Forum Discussion
kc_analytics
Sep 27, 2024Copper Contributor
Integrate logic apps rules engine with Microsoft fabric
Hi, I have a requirement where I need to integrate logic apps rules engine with fabric data pipelines.
When I run an ETL pipeline, it has to pick up the business logic from rules engine and transform the data in fabric data pipeline. Is this achievable? Need suggestions please?
- kyazaferrIron ContributorLogic Apps: Azure Logic Apps are used to automate workflows and integrate various systems using triggers and connectors.
Rules Engine: This could be a custom business rules engine or an Azure-based solution such as Azure API Management with policies or an external rules service.
Microsoft Fabric Data Pipelines: Fabric’s data pipelines provide orchestration for ETL (Extract, Transform, Load) processes.
Step 1: Trigger the Data Pipeline:
Start with a trigger in your Fabric pipeline that will kick off the process when new data arrives or a scheduled time is met.
Fabric’s Data Factory-like orchestration can trigger the ETL pipeline that needs to fetch business logic from the rules engine.
Step 2: Call Logic Apps with Rules Engine:
In the ETL pipeline, create an activity to call the Azure Logic App. This Logic App will:
Accept the incoming data.
Send the data to the rules engine (either a custom API or a service like Azure Functions running your business logic).
Receive the transformed or processed rules-based logic output.
Step 3: Process Data in Fabric:
The response from the Logic App (after applying the business rules) can then be fed back into the Fabric pipeline for further data transformations, cleansing, or loading into your target database (e.g., SQL, Synapse, or Data Lake).
Steps to Implement:
Step 1: Configure the Rules Engine:
If you are using a custom rules engine (either as an API or a microservice), ensure that it:
Can process the data passed from the Logic App.
Returns the necessary business logic or transformed data.
Alternatively, you can use Azure API Management or an Azure Function to run the rules.
Step 2: Set up Logic App:
Create a Logic App that takes data from the pipeline.
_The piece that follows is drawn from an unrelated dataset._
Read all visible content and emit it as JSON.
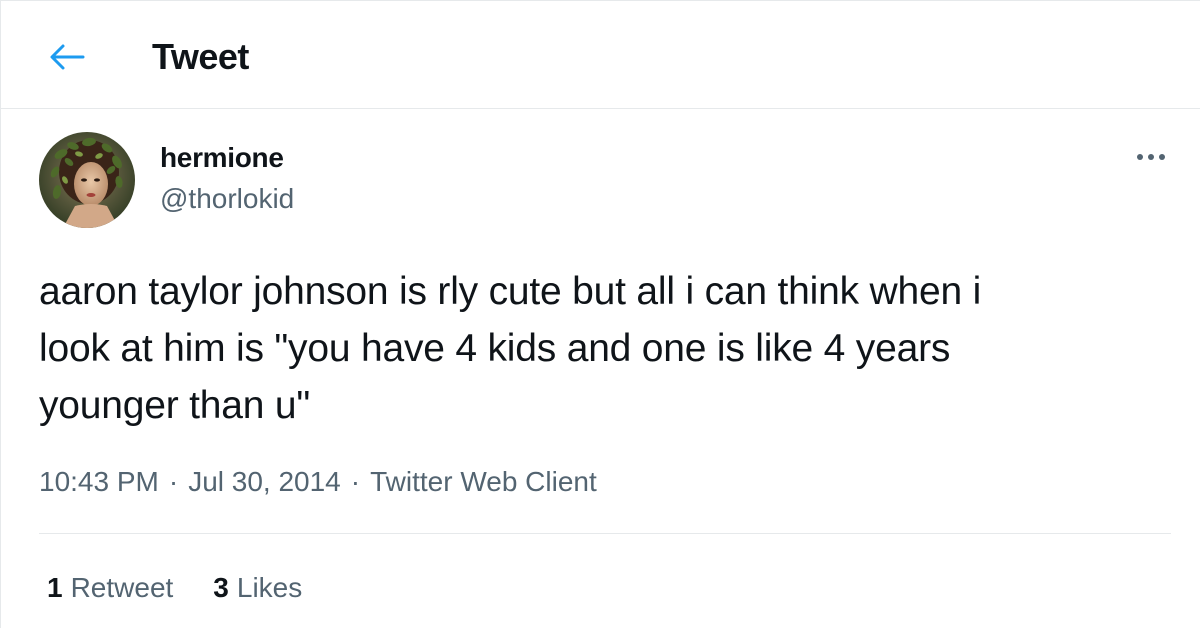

For example:
The Logic App receives input data from the ETL pipeline (triggered from Microsoft Fabric).
It sends the data to the rules engine for processing via an HTTP call (REST API).
Once the business logic is applied, the transformed data is returned to the pipeline.
Logic Apps can call the rules engine using:
HTTP actions (to interact with APIs or custom logic).
Function Apps (if you are processing complex business logic).
Step 3: Build Fabric Data Pipeline:
In Microsoft Fabric, use a Data Pipeline to orchestrate the ETL process:
Add activities like Copy Data, Data Flow, and custom activities to manage your data extraction and transformation.
In the pipeline, use Web activities to call the Logic App as part of the transformation process.
Alternatively, you could use Azure Functions activities in the pipeline if your business rules are encapsulated in serverless functions.
Step 4: Integrate Data Flow with Business Rules:
The data flow within the pipeline can apply additional transformations or prepare data for the next stage.
Use the output from the Logic App (processed with business rules) and continue the ETL process:
Load the transformed data into Microsoft Fabric storage, SQL databases, or other data sinks.
4. Key Considerations:
Performance: Ensure that your rules engine is optimized for performance, especially if the ETL pipeline processes large volumes of data.
Latency: Logic Apps introduces some latency due to the round-trip communication with the rules engine. You may want to batch process data to reduce the number of calls to the Logic App.
Scalability: Both Logic Apps and Azure Functions scale well, so ensure that your rules engine is equally scalable to handle large workloads from Fabric’s data pipelines.
Error Handling: Implement robust error handling in both the Logic Apps and Fabric pipelines to manage failures during the rules evaluation or data transformation stages.
5. Example Workflow:
Data Pipeline Trigger: A new file or data is ingested into the Fabric data pipeline.
Send to Logic App: The pipeline sends the data to a Logic App, which then forwards the data to the rules engine (e.g., via an API call or Azure Function).
Process Business Logic: The rules engine applies business logic and returns the processed data.
Continue ETL Process: The pipeline continues to transform and load the processed data into the final destination.- kc_analyticsCopper Contributor
Thanks so much for your timely response 🙂
Do we have any sample pipeline that I can refer to?
Also, Is there a way where I can call logic apps rules engine in my dataflow rather than calling in a pipeline?
I will try to implement this and come back with more questions if I have any.